Despite these mounting challenges, Samsung has maintained strong sales performance with its latest flagship devices. The Galaxy S26 Ultra, Samsung's premium smartphone offering for 2026, has performed well commercially, demonstrating that consumer demand for high-end mobile devices remains solid. However, strong sales volume alone cannot offset the dramatic increases in component costs, particularly when the cost of memory represents a substantial portion of a smartphone's total bill of materials. This represents a classic situation where revenue growth cannot keep pace with cost inflation, squeezing profit margins to potentially unsustainable levels.

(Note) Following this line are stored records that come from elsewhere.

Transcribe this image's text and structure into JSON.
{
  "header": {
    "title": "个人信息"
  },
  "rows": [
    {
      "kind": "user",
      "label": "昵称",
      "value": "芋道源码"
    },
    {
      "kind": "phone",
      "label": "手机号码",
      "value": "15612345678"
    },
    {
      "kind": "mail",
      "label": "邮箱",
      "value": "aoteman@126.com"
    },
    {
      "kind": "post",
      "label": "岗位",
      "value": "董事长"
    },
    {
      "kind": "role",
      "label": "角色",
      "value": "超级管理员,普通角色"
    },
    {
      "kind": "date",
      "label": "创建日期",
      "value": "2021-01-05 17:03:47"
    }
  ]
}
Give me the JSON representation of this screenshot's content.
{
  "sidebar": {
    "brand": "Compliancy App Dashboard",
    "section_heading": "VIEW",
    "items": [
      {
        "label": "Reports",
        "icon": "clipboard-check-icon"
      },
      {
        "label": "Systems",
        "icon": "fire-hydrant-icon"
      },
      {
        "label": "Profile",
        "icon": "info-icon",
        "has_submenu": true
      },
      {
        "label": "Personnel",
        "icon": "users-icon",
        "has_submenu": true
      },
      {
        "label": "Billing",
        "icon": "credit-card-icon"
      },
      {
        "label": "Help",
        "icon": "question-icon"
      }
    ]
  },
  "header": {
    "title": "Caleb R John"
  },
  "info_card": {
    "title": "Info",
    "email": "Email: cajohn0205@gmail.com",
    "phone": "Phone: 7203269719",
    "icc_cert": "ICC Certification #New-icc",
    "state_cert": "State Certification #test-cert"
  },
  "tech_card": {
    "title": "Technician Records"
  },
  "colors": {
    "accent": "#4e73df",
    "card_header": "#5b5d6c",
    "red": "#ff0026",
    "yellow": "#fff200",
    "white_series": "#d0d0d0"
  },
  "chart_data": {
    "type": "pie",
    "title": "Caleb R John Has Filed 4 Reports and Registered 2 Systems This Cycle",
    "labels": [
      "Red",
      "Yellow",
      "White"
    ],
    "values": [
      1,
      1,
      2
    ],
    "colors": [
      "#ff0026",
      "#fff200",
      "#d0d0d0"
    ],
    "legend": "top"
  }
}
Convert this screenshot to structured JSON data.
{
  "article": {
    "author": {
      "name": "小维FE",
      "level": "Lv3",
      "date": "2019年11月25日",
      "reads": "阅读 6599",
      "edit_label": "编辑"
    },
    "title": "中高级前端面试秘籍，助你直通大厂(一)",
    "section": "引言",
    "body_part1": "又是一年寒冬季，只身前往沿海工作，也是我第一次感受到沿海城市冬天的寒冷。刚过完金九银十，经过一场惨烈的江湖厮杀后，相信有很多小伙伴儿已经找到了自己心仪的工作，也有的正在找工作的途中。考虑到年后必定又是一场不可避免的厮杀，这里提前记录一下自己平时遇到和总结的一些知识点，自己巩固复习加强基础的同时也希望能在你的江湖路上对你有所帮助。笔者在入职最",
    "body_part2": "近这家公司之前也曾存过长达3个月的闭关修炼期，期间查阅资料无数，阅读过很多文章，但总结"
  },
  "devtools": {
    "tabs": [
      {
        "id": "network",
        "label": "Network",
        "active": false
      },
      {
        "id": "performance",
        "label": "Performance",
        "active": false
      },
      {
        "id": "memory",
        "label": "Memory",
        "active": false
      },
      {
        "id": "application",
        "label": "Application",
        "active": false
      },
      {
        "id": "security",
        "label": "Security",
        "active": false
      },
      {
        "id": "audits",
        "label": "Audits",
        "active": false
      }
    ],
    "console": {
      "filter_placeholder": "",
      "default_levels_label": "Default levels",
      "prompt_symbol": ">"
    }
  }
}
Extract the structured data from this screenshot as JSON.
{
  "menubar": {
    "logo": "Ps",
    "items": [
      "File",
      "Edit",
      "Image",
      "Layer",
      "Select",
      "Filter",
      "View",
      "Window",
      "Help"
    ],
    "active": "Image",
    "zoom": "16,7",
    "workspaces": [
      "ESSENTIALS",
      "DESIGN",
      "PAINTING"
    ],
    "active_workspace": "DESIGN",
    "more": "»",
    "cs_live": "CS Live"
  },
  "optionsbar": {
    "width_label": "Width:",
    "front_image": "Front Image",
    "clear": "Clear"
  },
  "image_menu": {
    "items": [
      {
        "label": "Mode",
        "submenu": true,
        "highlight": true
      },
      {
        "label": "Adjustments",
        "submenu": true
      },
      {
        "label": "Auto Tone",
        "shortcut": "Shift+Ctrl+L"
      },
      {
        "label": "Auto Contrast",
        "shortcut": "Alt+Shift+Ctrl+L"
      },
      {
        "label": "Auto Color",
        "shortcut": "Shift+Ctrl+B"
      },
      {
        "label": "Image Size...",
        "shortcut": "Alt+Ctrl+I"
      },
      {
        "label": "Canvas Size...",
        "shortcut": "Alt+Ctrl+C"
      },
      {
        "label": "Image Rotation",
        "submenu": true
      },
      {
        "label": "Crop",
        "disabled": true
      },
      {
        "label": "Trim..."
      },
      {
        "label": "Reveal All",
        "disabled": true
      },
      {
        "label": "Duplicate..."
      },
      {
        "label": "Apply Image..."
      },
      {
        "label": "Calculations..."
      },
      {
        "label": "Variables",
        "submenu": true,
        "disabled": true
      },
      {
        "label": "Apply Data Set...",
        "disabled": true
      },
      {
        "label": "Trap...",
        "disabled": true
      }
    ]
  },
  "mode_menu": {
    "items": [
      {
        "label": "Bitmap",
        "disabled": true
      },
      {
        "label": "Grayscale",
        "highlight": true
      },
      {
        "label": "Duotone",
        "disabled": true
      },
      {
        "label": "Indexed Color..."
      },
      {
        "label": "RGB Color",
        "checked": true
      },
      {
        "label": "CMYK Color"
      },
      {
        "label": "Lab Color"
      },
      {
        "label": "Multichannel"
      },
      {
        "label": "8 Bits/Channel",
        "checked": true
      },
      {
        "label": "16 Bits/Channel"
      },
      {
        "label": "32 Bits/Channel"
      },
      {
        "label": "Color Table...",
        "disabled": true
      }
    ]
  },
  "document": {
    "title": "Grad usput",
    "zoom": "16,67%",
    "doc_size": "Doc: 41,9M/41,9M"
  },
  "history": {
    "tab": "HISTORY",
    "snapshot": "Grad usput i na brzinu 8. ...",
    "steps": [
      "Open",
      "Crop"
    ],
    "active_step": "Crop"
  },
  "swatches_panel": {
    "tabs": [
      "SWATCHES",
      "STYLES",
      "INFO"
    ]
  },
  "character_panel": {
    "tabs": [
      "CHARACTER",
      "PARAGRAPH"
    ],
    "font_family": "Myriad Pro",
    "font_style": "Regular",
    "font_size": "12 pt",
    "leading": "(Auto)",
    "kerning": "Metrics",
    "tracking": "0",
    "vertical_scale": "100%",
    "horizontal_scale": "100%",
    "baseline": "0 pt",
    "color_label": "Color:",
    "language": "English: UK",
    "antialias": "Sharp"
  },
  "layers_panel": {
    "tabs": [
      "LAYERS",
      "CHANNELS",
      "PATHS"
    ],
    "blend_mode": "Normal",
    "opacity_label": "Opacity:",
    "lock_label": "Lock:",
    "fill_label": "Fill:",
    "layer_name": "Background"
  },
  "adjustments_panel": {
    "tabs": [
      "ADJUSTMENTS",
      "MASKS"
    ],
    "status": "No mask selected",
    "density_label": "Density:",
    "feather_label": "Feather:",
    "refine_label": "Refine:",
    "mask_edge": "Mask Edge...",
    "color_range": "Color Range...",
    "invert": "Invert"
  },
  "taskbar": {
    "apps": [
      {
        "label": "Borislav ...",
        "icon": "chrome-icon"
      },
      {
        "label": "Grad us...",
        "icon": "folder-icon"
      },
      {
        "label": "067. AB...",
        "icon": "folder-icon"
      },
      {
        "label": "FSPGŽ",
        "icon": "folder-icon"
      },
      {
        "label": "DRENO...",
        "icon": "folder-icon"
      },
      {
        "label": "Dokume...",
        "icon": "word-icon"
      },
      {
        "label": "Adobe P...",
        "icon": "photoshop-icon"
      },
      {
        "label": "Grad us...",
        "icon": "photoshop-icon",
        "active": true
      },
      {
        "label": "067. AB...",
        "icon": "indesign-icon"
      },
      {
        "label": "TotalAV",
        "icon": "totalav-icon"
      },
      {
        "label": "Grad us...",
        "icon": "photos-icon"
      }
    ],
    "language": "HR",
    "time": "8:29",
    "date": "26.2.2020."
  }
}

The situation highlights a fundamental challenge facing the smartphone industry in the age of artificial intelligence. As AI capabilities become increasingly central to device differentiation and consumer expectations, the demand for specialized memory components will likely continue to intensify. Manufacturers must now compete not only with each other for consumers but also with the broader AI industry for access to limited supplies of critical components. This competition occurs in a market where manufacturing capacity for advanced memory components cannot be rapidly expanded, creating supply constraints that could persist for months or even years.
Samsung's potential loss would be particularly significant given the company's long history of profitability in the mobile sector. The company has successfully navigated multiple industry disruptions, economic crises, and competitive challenges while maintaining profitable smartphone operations. A loss in this division would represent not merely a financial setback but a symbolic moment—an acknowledgment that even market leaders cannot guarantee profitability when facing unprecedented cost pressures. This potential outcome serves as a cautionary tale for the entire technology industry about the unintended consequences of rapid technological shifts and the concentration of critical resources among a limited number of suppliers.
Looking forward, Samsung and other smartphone manufacturers face difficult strategic decisions. They must determine whether to absorb increased component costs and sacrifice profitability, attempt to pass costs along to consumers through higher prices at the risk of reduced demand, or find alternative ways to reduce manufacturing expenses and improve operational efficiency. None of these options are particularly attractive, and each carries significant risks. The smartphone market, which has been among the most profitable segments of the technology industry for the past fifteen years, may be entering a new era characterized by tighter margins and fiercer competition for both consumer market share and access to critical components.
The broader implications of Samsung's potential losses extend beyond the company itself. The situation underscores how interconnected modern technology markets have become and how demand from one sector—in this case, artificial intelligence—can dramatically impact supply chains and profitability across other industries. As the AI industry continues to grow and mature, these types of resource conflicts may become increasingly common. Companies across the technology sector will need to develop new strategies for securing access to critical components and managing costs in an environment where demand far exceeds available supply, fundamentally reshaping how the industry operates and how profits are distributed among different segments of the technology market.